The U.S. Supreme Court ruled in the Cleveland school voucher case, Zelman vs. Simmons-Harris, that taxpayer funds that go to parents who might use the money to enroll their children in religious schools was constitutional. One need not be a rocket scientist to understand why.
The Constitution’s First Amendment says, “Congress shall make no law respecting an establishment of religion …” Devious and ignorant lawyers, judges and politicians exhibit little respect or understanding of the Framer’s intent behind the First Amendment. England had an established church – the Church of England – supported by the taxpayers. Its members were given privileges that were denied to members of other congregations. The Framers were Englishmen and feared the creation of a similar state church in our country.

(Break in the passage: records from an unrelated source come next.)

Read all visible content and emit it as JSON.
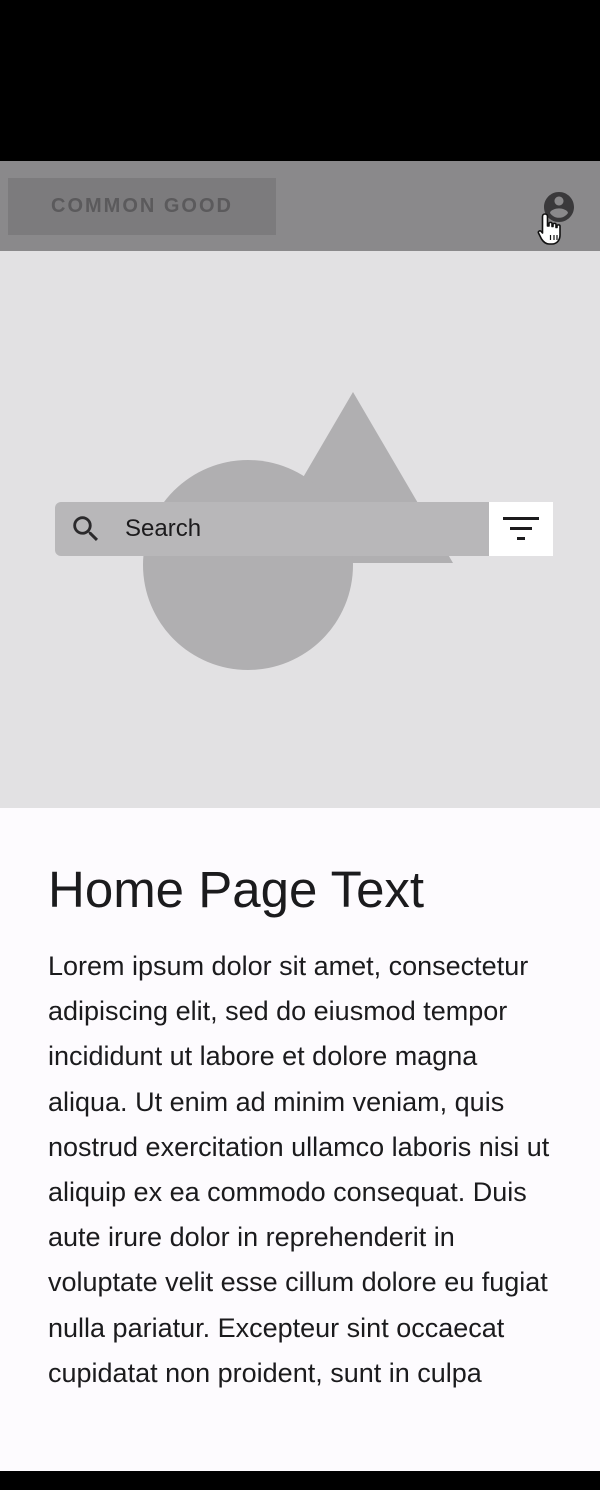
{
  "header": {
    "logo_text": "COMMON GOOD",
    "account_icon": "account-circle-icon"
  },
  "hero": {
    "search": {
      "label": "Search",
      "icon": "search-icon"
    },
    "filter_icon": "filter-icon"
  },
  "content": {
    "title": "Home Page Text",
    "body": "Lorem ipsum dolor sit amet, consectetur adipiscing elit, sed do eiusmod tempor incididunt ut labore et dolore magna aliqua. Ut enim ad minim veniam, quis nostrud exercitation ullamco laboris nisi ut aliquip ex ea commodo consequat. Duis aute irure dolor in reprehenderit in voluptate velit esse cillum dolore eu fugiat nulla pariatur. Excepteur sint occaecat cupidatat non proident, sunt in culpa"
  },
  "colors": {
    "app_bar": "#8a898b",
    "hero_background": "#e2e1e3",
    "placeholder_shapes": "#b0afb1",
    "search_bar": "#b8b7b9",
    "content_background": "#fdfbfe"
  }
}
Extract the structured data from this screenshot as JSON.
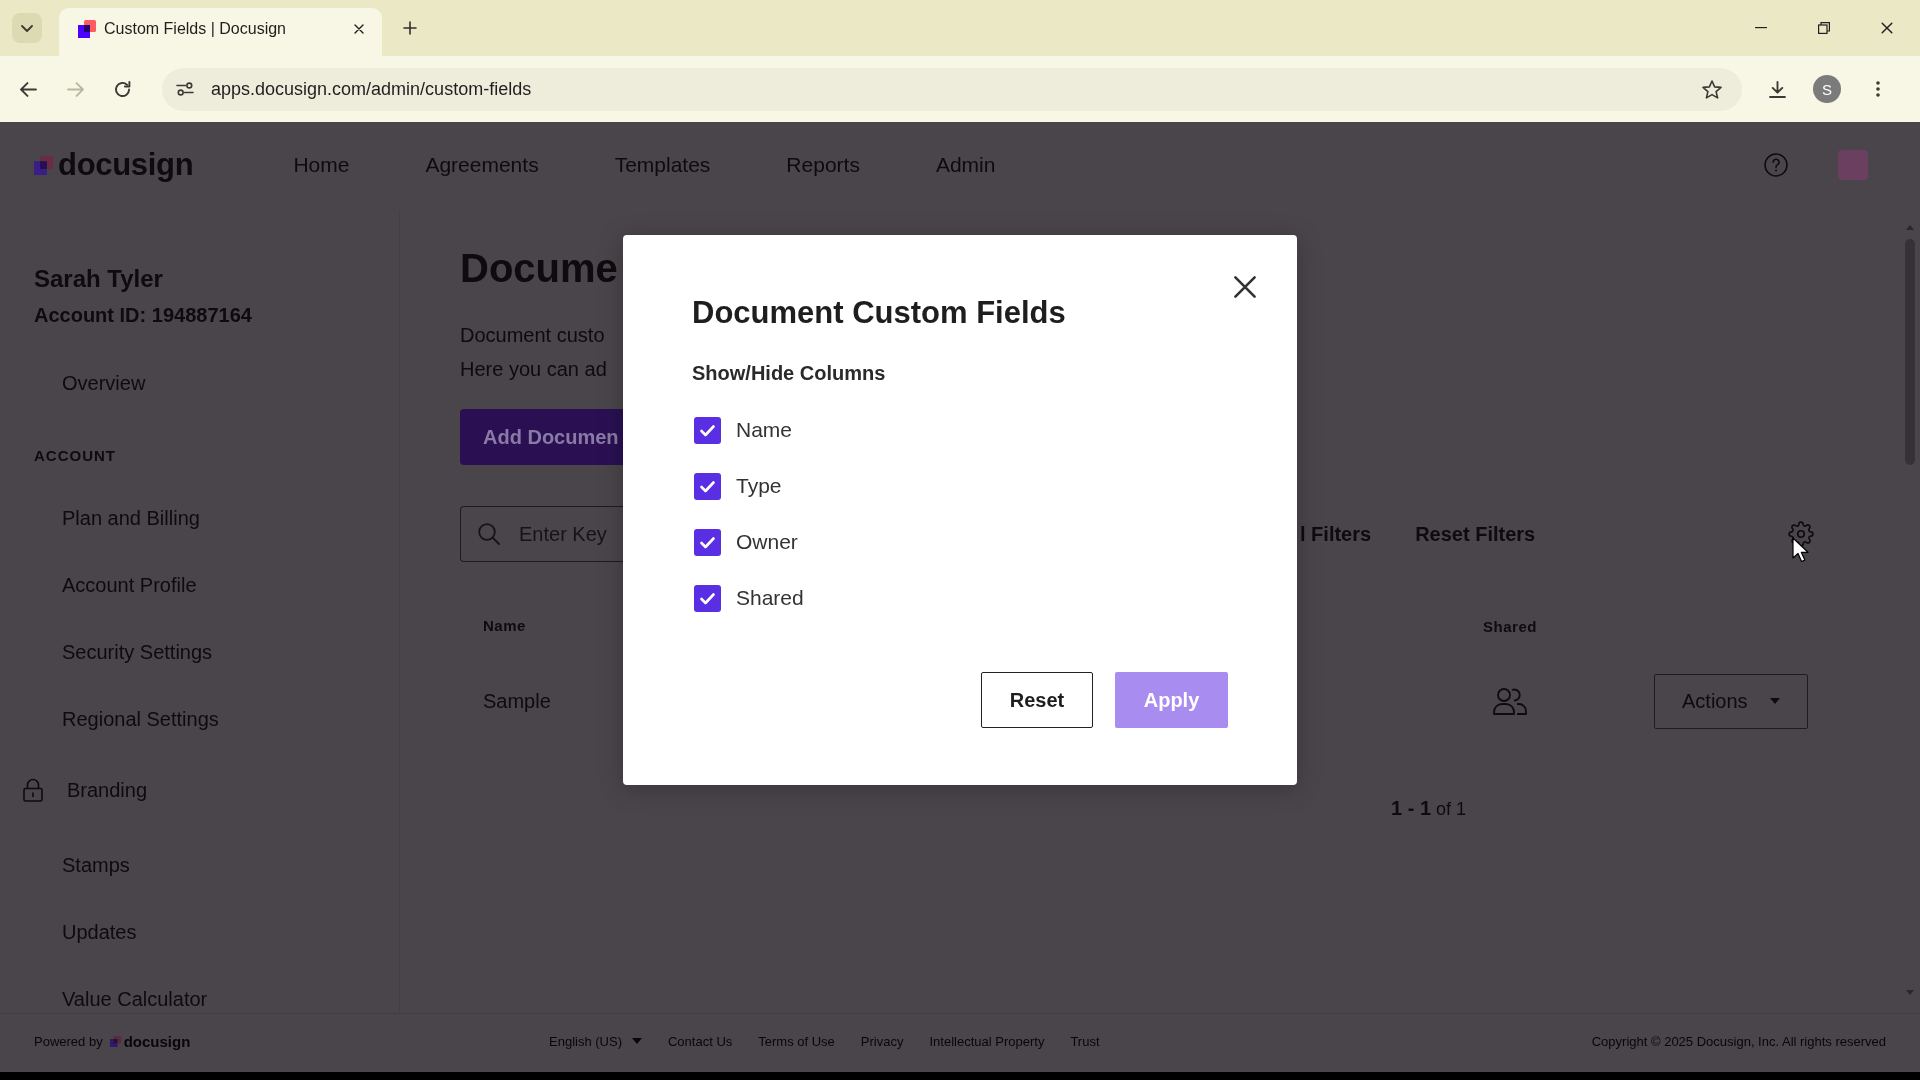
{
  "browser": {
    "tabs": [
      {
        "title": "Custom Fields | Docusign",
        "selected": true
      }
    ],
    "nav_buttons": [
      {
        "kind": "back",
        "disabled": false
      },
      {
        "kind": "forward",
        "disabled": true
      },
      {
        "kind": "reload",
        "disabled": false
      }
    ],
    "url": "apps.docusign.com/admin/custom-fields",
    "profile_initial": "S"
  },
  "header": {
    "logo": "docusign",
    "nav": [
      "Home",
      "Agreements",
      "Templates",
      "Reports",
      "Admin"
    ]
  },
  "sidebar": {
    "user_name": "Sarah Tyler",
    "account_id": "Account ID: 194887164",
    "items": [
      {
        "kind": "link",
        "label": "Overview"
      },
      {
        "kind": "section",
        "label": "ACCOUNT"
      },
      {
        "kind": "link",
        "label": "Plan and Billing"
      },
      {
        "kind": "link",
        "label": "Account Profile"
      },
      {
        "kind": "link",
        "label": "Security Settings"
      },
      {
        "kind": "link",
        "label": "Regional Settings"
      },
      {
        "kind": "locked",
        "label": "Branding"
      },
      {
        "kind": "link",
        "label": "Stamps"
      },
      {
        "kind": "link",
        "label": "Updates"
      },
      {
        "kind": "link",
        "label": "Value Calculator"
      }
    ]
  },
  "page": {
    "title": "Docume",
    "description": [
      "Document custo",
      "Here you can ad"
    ],
    "add_button": "Add Documen",
    "search": {
      "placeholder": "Enter Key"
    },
    "filter_links": [
      "l Filters",
      "Reset Filters"
    ],
    "table": {
      "columns": [
        "Name",
        "Shared"
      ],
      "rows": [
        {
          "name": "Sample",
          "action": "Actions"
        }
      ]
    },
    "pagination": "**1 - 1** of 1"
  },
  "modal": {
    "title": "Document Custom Fields",
    "subtitle": "Show/Hide Columns",
    "options": [
      {
        "label": "Name",
        "checked": true
      },
      {
        "label": "Type",
        "checked": true
      },
      {
        "label": "Owner",
        "checked": true
      },
      {
        "label": "Shared",
        "checked": true
      }
    ],
    "buttons": [
      {
        "kind": "secondary",
        "label": "Reset",
        "disabled": false
      },
      {
        "kind": "primary",
        "label": "Apply",
        "disabled": true
      }
    ]
  },
  "footer": {
    "powered_by": "Powered by",
    "logo": "docusign",
    "language": "English (US)",
    "links": [
      "Contact Us",
      "Terms of Use",
      "Privacy",
      "Intellectual Property",
      "Trust"
    ],
    "copyright": "Copyright © 2025 Docusign, Inc. All rights reserved"
  }
}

If state and local governments choose to finance education, and they give parents a voucher to be spent at schools of the parent’s choosing, only an intellectual or a person with legal training will see that as government establishment of a state church – a Church of United States. With that kind of reasoning, food stamps would also violate the Constitution’s “establishment of religion” clause. Why? Because people of the Jewish faith might use their food stamps for the purchase of kosher food, and that too should be seen as the government establishing a state church. The same applies to those who’d give part of their Social Security check as their weekly church offering.
The First Amendment arguments by opponents of vouchers and school choice have always been bogus. Now that the U.S. Supreme Court has held it as such, they will no doubt shift their focus to: “We must save public schools instead of draining money away for school choice.” That, too, is bogus.
Try a little math. Take Washington, D.C., which spends over $10,000 per student for education whose student achievement would be dead last if Mississippi chose to secede from the Union. Suppose Washington gave each parent even a $5,000 voucher – that wouldn’t mean less money available per student. To the contrary, holding total education expenditures constant, it’d mean more money per student remaining in public schools.
School choice opponents are also dishonest when they speak of saving public schools. A Heritage Foundation survey found that 47 percent of House members and 51 percent of senators with school-age children enrolled them in private schools in 2001. Public school teachers enroll their children in private schools to a much greater extent than the general public, in some cities close to 50 percent. This also applies to the black elite. Jesse Jackson, for example, sent his son to Washington’s most elite private school.
One particularly insidious argument of voucher opponents is that vouchers will “skim” away the more academically talented students whose parents want better and safer schools for them. That’s a vision that’s hideous and rotten to the core. It says that such students should be held hostage, unable to escape rotten schools and be academically destroyed, in the name of saving public schools at some distant, yet undetermined, unpromised date.
One of the strongest arguments in favor of educational vouchers and choice is: When a society decides to publicly finance a good or service, it doesn’t follow that it must be publicly produced. We publicly finance F-16 fighter jets, but there’s no government F-16 fighter jet factory. That same principle applies to education. We can publicly finance education, but where it’s produced should be determined on the basis of economic efficiency. Where can we get the biggest bang for the buck?
All the self-serving arguments of school choice opponents are bogus. Saving public education is not the same as, and may indeed be exactly the opposite to, saving children.